- Born: 18 October 1993 (age 31) Mars, Pennsylvania, USA
- Height: 183 cm (6 ft 0 in)
- Weight: 85 kg (187 lb; 13 st 5 lb)
- Position: Forward
- Shot: Right
- Played for: UMFK Esja Skautafélag Reykjavíkur
- National team: Iceland
- Playing career: 2011–2019 2021–2022

= Robbie Sigurðsson =

Icelandic ice hockey player

Robert Michael Sigurðsson (born 18 October 1993) is an American-born Icelandic ice hockey player and a former member of the Icelandic men's national team. In 2017, he was named the Icelandic Men's Ice Hockey Player of the Year.

==Playing career==
Sigurðsson joined Skautafélag Reykjavíkur (SR) of the Icelandic Men's Hockey League during the 2011–12 season. He helped SR to the IHL finals where they lost to Skautafélagið Björninn. He returned to SR in 2014 and helped them once again to the IHL finals. In game 4 of the finals, Sigurðsson had to be transported by ambulance to a hospital after a hard hit. Without him and Daníel S. Magnússon, who was also injured, SR lost the finals to Skautafélag Akureyrar.

In 2017, Sigurðsson signed with reigning Icelandic champions UMFK Esja. In December 2017, he was named the Icelandic Men's Ice Hockey Player of the Year. For the 2017–18 season, he led the league in goals scored with 33, while coming in second to Jussi Sipponen in points with 61.

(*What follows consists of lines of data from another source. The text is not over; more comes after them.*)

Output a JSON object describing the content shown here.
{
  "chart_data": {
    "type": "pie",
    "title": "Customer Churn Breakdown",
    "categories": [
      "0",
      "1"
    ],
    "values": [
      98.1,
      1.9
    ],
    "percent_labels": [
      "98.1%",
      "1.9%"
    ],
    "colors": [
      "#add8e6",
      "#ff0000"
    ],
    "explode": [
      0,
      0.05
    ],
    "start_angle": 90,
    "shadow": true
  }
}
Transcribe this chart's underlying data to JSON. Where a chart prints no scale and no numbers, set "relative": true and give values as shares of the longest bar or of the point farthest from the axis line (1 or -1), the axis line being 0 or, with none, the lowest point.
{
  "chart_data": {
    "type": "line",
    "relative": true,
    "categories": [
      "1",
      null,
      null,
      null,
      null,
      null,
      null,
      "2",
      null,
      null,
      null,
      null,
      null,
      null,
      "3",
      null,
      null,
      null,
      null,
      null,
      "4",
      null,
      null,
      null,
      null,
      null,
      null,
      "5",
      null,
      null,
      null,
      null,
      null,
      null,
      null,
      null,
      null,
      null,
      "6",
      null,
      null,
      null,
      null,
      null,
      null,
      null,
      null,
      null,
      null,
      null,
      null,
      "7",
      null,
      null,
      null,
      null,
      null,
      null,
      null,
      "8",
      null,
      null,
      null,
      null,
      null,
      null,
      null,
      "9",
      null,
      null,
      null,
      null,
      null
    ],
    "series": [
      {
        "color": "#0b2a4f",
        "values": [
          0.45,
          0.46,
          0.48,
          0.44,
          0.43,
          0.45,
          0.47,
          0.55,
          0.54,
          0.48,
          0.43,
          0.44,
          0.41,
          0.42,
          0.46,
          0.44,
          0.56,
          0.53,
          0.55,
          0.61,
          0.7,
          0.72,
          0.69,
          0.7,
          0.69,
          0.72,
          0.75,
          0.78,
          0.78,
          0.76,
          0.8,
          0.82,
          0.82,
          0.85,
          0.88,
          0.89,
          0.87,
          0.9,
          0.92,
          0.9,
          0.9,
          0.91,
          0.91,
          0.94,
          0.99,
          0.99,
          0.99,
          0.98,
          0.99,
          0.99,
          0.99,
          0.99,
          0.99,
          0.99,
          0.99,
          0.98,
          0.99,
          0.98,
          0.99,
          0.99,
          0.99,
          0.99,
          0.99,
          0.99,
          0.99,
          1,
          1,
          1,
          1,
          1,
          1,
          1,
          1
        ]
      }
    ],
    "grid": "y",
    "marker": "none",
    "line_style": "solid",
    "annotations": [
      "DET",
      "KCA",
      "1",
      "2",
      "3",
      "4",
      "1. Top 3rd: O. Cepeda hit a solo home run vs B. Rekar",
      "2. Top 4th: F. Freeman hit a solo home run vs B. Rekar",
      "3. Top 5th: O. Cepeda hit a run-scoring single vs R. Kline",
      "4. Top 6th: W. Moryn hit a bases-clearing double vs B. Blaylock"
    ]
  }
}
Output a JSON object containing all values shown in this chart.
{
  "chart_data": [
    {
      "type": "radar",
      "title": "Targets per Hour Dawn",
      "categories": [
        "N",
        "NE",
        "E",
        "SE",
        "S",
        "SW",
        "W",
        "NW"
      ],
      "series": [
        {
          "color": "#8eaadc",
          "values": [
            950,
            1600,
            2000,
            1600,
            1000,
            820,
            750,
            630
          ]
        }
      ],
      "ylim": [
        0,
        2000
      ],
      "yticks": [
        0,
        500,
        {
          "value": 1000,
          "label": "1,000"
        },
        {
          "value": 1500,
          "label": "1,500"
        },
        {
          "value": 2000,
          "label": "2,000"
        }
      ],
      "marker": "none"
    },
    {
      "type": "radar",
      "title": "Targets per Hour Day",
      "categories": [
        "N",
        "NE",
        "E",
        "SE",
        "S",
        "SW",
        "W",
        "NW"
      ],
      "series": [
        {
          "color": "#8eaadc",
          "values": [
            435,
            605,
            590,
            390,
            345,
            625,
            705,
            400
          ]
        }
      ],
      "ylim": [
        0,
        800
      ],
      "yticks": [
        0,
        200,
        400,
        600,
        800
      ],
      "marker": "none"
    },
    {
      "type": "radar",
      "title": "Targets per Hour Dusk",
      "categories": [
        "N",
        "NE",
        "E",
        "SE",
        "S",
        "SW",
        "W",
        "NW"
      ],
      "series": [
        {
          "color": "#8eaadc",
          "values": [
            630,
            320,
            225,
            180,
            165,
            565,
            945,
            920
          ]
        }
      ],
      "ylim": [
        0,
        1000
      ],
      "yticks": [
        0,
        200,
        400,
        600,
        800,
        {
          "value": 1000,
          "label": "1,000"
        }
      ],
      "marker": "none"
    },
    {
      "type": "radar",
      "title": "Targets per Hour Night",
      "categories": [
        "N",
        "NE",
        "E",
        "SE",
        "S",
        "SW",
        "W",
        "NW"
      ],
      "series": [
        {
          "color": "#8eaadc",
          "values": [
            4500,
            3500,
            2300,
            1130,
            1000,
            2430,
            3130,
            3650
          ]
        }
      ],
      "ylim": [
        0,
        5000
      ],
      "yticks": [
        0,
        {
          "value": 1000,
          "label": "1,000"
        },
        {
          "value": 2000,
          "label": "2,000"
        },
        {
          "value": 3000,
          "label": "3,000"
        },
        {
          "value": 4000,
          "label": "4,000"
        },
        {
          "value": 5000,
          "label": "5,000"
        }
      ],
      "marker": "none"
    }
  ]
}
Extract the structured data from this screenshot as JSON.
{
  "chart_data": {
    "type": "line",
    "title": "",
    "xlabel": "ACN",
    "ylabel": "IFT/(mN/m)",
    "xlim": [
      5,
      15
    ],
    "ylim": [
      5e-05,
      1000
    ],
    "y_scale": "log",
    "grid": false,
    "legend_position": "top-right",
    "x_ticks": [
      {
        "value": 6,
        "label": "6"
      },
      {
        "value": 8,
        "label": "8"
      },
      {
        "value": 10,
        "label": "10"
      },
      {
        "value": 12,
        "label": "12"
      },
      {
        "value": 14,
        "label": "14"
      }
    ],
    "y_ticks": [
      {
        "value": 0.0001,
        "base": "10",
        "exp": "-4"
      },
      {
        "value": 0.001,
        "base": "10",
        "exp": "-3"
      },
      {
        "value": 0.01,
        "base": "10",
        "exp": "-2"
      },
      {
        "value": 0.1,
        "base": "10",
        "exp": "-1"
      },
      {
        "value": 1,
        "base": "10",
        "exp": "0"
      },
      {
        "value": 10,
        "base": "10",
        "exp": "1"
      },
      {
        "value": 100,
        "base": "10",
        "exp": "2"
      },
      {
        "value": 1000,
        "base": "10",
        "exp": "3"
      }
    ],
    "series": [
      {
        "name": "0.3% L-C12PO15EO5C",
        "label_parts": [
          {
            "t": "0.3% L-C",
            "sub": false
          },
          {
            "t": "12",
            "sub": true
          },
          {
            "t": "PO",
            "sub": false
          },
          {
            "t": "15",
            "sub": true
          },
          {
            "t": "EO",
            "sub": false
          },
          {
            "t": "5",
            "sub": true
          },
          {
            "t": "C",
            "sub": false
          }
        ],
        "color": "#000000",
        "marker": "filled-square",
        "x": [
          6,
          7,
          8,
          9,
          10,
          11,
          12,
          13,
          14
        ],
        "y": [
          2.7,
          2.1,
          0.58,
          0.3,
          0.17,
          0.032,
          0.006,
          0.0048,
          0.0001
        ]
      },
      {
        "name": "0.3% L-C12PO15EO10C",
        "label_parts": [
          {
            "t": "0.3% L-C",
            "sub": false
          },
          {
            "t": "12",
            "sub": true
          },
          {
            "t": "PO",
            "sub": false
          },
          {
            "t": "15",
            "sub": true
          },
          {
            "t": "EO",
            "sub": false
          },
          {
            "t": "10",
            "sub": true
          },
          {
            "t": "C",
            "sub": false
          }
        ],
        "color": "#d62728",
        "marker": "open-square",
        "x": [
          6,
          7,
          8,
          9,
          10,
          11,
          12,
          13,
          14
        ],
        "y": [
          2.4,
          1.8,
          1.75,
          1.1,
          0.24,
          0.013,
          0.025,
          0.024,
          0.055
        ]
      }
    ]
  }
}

Sigurðsson returned to Skautafélag Reykjavíkur for the 2018–19 season. He led the league in points and helped SR to the IHL finals, where they lost to Skautafélag Akureyrar. Following SR's last game, he announced that he would not return the following season.

Later in 2019, Sigurðsson was hired as an assistant coach at Duquesne University.

After two seasons away, Sigurðsson joined SR again during the 2021–2022 season, appearing in regular season 10 matches, scoring 2 goals and having 4 assists. In four playoff matches, he had 1 goal and 2 assists.

==National team career==
Sigurðsson has played for the Icelandic men's national team since 2017.

==Personal life==
Sigurðsson is the son of Stefán Örn Sigurðsson, a former member of the Icelandic national football team, and American Laura Sigurðsson.